A federal appeals court on April 5 ruled against two Clean Air Act rules set by the U.S. Environmental Protection Agency under the Trump Administration— one that delayed a requirement for states to meet landfill pollution controls and another that exempted most stationary air pollution sources from protective standards.

The Biden Administration in March asked the U.S. Court of Appeals for the District of Columbia to vacate the rule that delayed implementation of 2016 limits to methane released from solid waste landfills by installing controls to capture emissions.  

Vacating the rule allows the Biden EPA to bypass a lengthy process to repeal a rule and instead begin a new rulemaking.

The Trump rule had delayed until 2021 the mandate for states to have a plan to implement landfill standards by November 2017 or elect to be subject to a federal plan. California and eight other states filed a lawsuit opposing the delay.

“It’s urgent that the Biden administration finalize a plan to reduce landfill pollution nationwide as soon as possible,” Rachel Fullmer, senior attorney at the Environmental Defense Fund said, noting that landfills are the third leading source of methane emissions.

The emissions rule applies to about 1,900 U.S. solid waste landfill sites.

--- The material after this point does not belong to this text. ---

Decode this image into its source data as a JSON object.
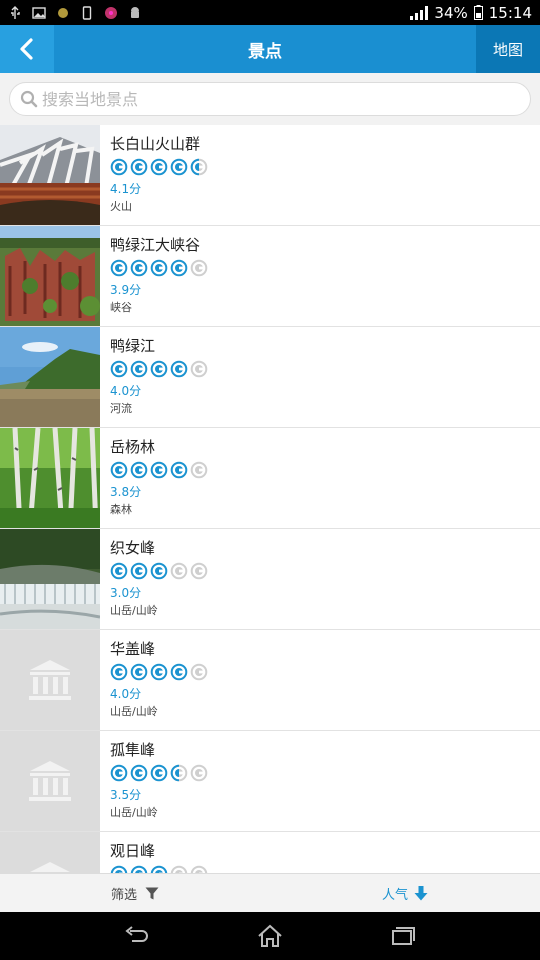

Waste industry groups had sought the rule delay by the Trump-era EPA, but no objections were filed to the court action.

In a separate action, the D.C. appeals court vacated a last-minute Trump administration rule published Jan. 19 that exempted stationary sources of air pollution from regulation unless they emitted 3% or more of the total amount of U.S. greenhouse gas emissions.

Critics called the 3% figure an arbitrary threshold without legal or scientific justification.

California and others claimed that EPA under the Trump administration reinterpreted its legal authority to regulate emissions of greenhouse gases from any source category except fossil fuel power plants—eliminating such sources as oil and gas refineries and other sources of emissions that contribute to climate change.

“EPA’s new, artificially constrained interpretation of its own authority in the final rule would prevent [the agency] from using section 111 [of the Clean Air Act] to regulate GHG emissions from source categories that are responsible" for more than half of all such emissions in the U.S. from stationary sources, the environmental group said.  

The new rule creates a “categorical barrier” for states and other governments to petition EPA to control greenhouse gas emissions from any category but the fossil fuel plants, said EDF.

“The court decision leaves the Biden administration free to set standards for climate pollution based on solid science and law," an EDF attorney said.

No objections were filed to this ruling as well.